Missing Cape Coral woman’s father upset with how case has been handled

Writer: Jack Lowenstein
Published:
Paul Dumolo. Credit: Paul Dumolo’s Facebook account.

The father of a missing woman is upset with a local police department because he says investigators made a major mistake from the beginning.

Paul Dumolo spent nearly eleven-minutes in a Facebook LIVE post slamming Cape Coral Police Department about the investigation for his missing daughter, Lauren Dumolo, who was last seen in summer 2020.

Dumolo wants to know what happened to his daughter.

“My daughter just didn’t vanish,” Paul said during the Facebook LIVE.

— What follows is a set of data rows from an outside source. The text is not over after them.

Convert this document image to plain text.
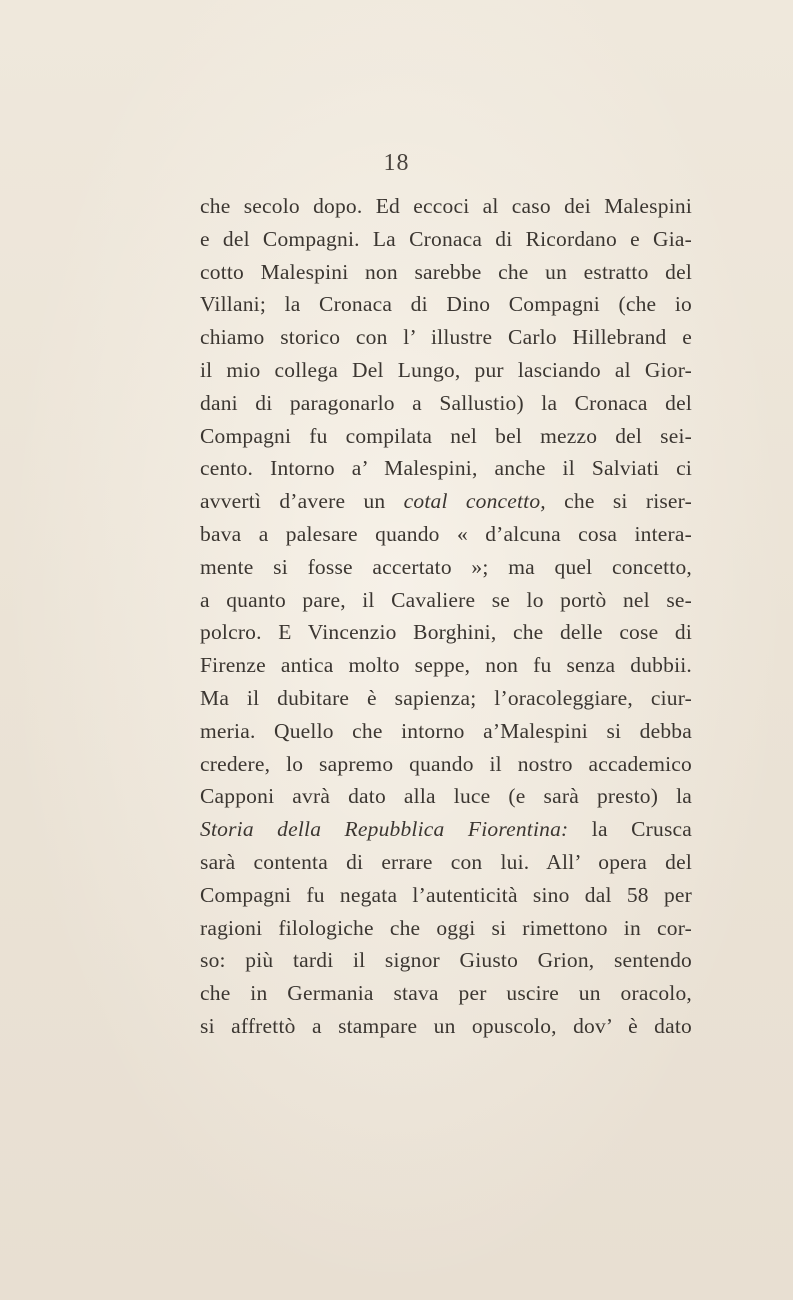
18
che secolo dopo. Ed eccoci al caso dei Malespini
e del Compagni. La Cronaca di Ricordano e Gia-
cotto Malespini non sarebbe che un estratto del
Villani; la Cronaca di Dino Compagni (che io
chiamo storico con l’ illustre Carlo Hillebrand e
il mio collega Del Lungo, pur lasciando al Gior-
dani di paragonarlo a Sallustio) la Cronaca del
Compagni fu compilata nel bel mezzo del sei-
cento. Intorno a’ Malespini, anche il Salviati ci
avvertì d’avere un cotal concetto, che si riser-
bava a palesare quando « d’alcuna cosa intera-
mente si fosse accertato »; ma quel concetto,
a quanto pare, il Cavaliere se lo portò nel se-
polcro. E Vincenzio Borghini, che delle cose di
Firenze antica molto seppe, non fu senza dubbii.
Ma il dubitare è sapienza; l’oracoleggiare, ciur-
meria. Quello che intorno a’Malespini si debba
credere, lo sapremo quando il nostro accademico
Capponi avrà dato alla luce (e sarà presto) la
Storia della Repubblica Fiorentina: la Crusca
sarà contenta di errare con lui. All’ opera del
Compagni fu negata l’autenticità sino dal 58 per
ragioni filologiche che oggi si rimettono in cor-
so: più tardi il signor Giusto Grion, sentendo
che in Germania stava per uscire un oracolo,
si affrettò a stampare un opuscolo, dov’ è dato
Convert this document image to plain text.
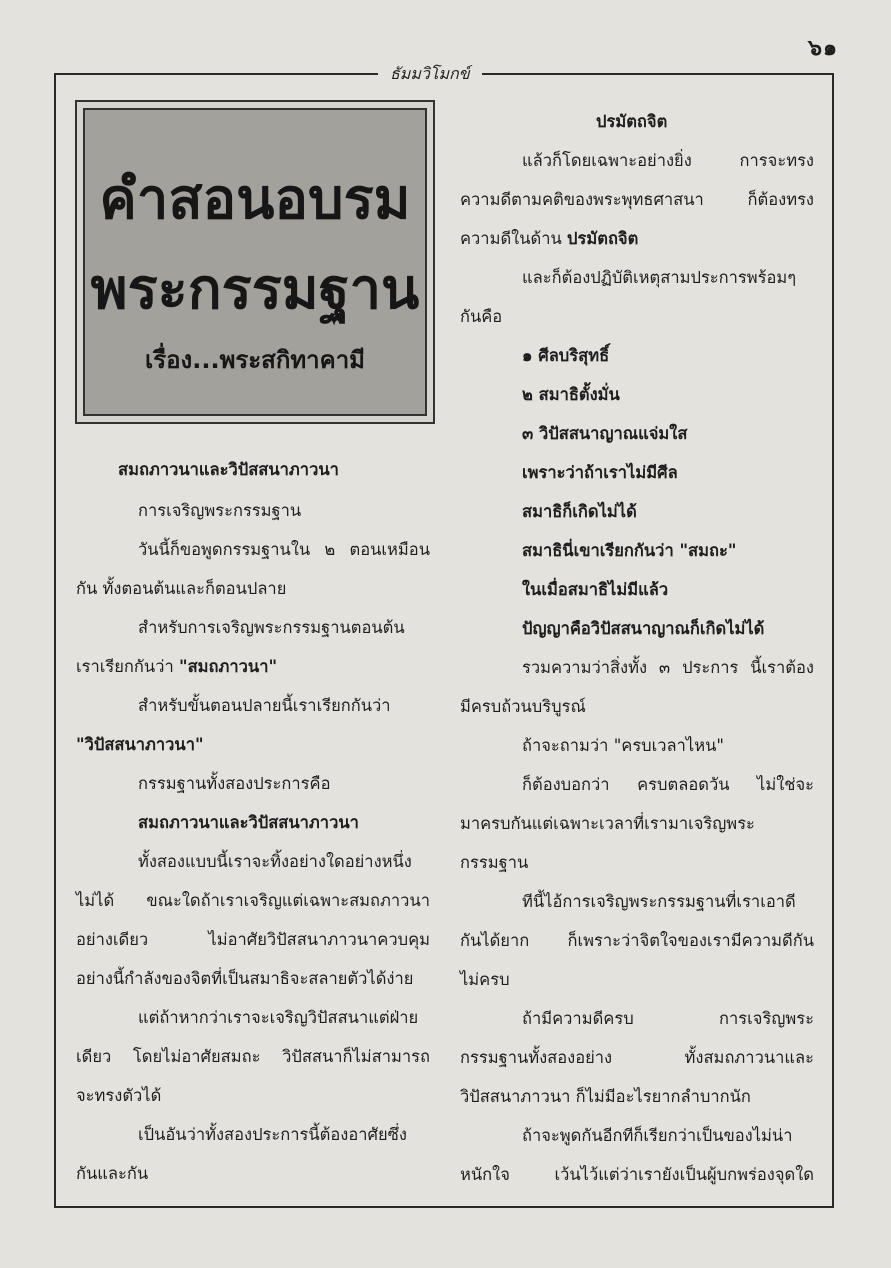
๖๑
ธัมมวิโมกข์
คำสอนอบรม
พระกรรมฐาน
เรื่อง...พระสกิทาคามี
สมถภาวนาและวิปัสสนาภาวนา
การเจริญพระกรรมฐาน
วันนี้ก็ขอพูดกรรมฐานใน ๒ ตอนเหมือน
กัน ทั้งตอนต้นและก็ตอนปลาย
สำหรับการเจริญพระกรรมฐานตอนต้น
เราเรียกกันว่า "สมถภาวนา"
สำหรับขั้นตอนปลายนี้เราเรียกกันว่า
"วิปัสสนาภาวนา"
กรรมฐานทั้งสองประการคือ
สมถภาวนาและวิปัสสนาภาวนา
ทั้งสองแบบนี้เราจะทิ้งอย่างใดอย่างหนึ่ง
ไม่ได้ ขณะใดถ้าเราเจริญแต่เฉพาะสมถภาวนา
อย่างเดียว ไม่อาศัยวิปัสสนาภาวนาควบคุม
อย่างนี้กำลังของจิตที่เป็นสมาธิจะสลายตัวได้ง่าย
แต่ถ้าหากว่าเราจะเจริญวิปัสสนาแต่ฝ่าย
เดียว โดยไม่อาศัยสมถะ วิปัสสนาก็ไม่สามารถ
จะทรงตัวได้
เป็นอันว่าทั้งสองประการนี้ต้องอาศัยซึ่ง
กันและกัน
ปรมัตถจิต
แล้วก็โดยเฉพาะอย่างยิ่ง การจะทรง
ความดีตามคติของพระพุทธศาสนา ก็ต้องทรง
ความดีในด้าน ปรมัตถจิต
และก็ต้องปฏิบัติเหตุสามประการพร้อมๆ
กันคือ
๑ ศีลบริสุทธิ์
๒ สมาธิตั้งมั่น
๓ วิปัสสนาญาณแจ่มใส
เพราะว่าถ้าเราไม่มีศีล
สมาธิก็เกิดไม่ได้
สมาธินี่เขาเรียกกันว่า "สมถะ"
ในเมื่อสมาธิไม่มีแล้ว
ปัญญาคือวิปัสสนาญาณก็เกิดไม่ได้
รวมความว่าสิ่งทั้ง ๓ ประการ นี้เราต้อง
มีครบถ้วนบริบูรณ์
ถ้าจะถามว่า "ครบเวลาไหน"
ก็ต้องบอกว่า ครบตลอดวัน ไม่ใช่จะ
มาครบกันแต่เฉพาะเวลาที่เรามาเจริญพระ
กรรมฐาน
ทีนี้ไอ้การเจริญพระกรรมฐานที่เราเอาดี
กันได้ยาก ก็เพราะว่าจิตใจของเรามีความดีกัน
ไม่ครบ
ถ้ามีความดีครบ การเจริญพระ
กรรมฐานทั้งสองอย่าง ทั้งสมถภาวนาและ
วิปัสสนาภาวนา ก็ไม่มีอะไรยากลำบากนัก
ถ้าจะพูดกันอีกทีก็เรียกว่าเป็นของไม่น่า
หนักใจ เว้นไว้แต่ว่าเรายังเป็นผู้บกพร่องจุดใด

Lauren disappeared from her Cape Coral home June 19, 2020. Her dad can’t handle not knowing what happened, so he posted a plea on Facebook.

“I want to know what happened to my daughter because there’s enough about it out there,” Paul said. “There’s enough people that know what happened and just for whatever reason.”

Paul Dumolo pointed a finger at CCPD. He said, from his first call to the department, he’s had trouble.

“On Sunday, the twenty-first of 2020, which was Father’s Day, there was a missing persons report put out,” Paul said. “On the twenty-fourth, I flew into Florida. I got in at eleven o’clock at night. Thursday morning, I woke up, call Cape Coral Police Department and was asking who’s on my daughter’s case, and I want to speak to them, and nobody was even assigned to my daughter’s case.”

Dumolo went on to list more problems, including forensics, missing evidence and lack of communication with him and a lack of media attention.

“There was so much time that’s gone by now or that was a huge, huge kick in the *** as far as I’m concerned,” Paul sad.

When we asked CCPD to a response to Paul Dumolo’s claims, a spokesman told us the detective on the case had nothing new to release. He hopes anyone with information, no matter what how big or small, calls the police department.

Lauren’s dad brought up the Gabby Petito case and said every missing persons case deserves the same kind of attention.

“Every human being, I don’t care what your past is, what your present is, what your future might be,” Paul said. “If something happens to you, that case or that person should have the same attention as anybody else’s case.”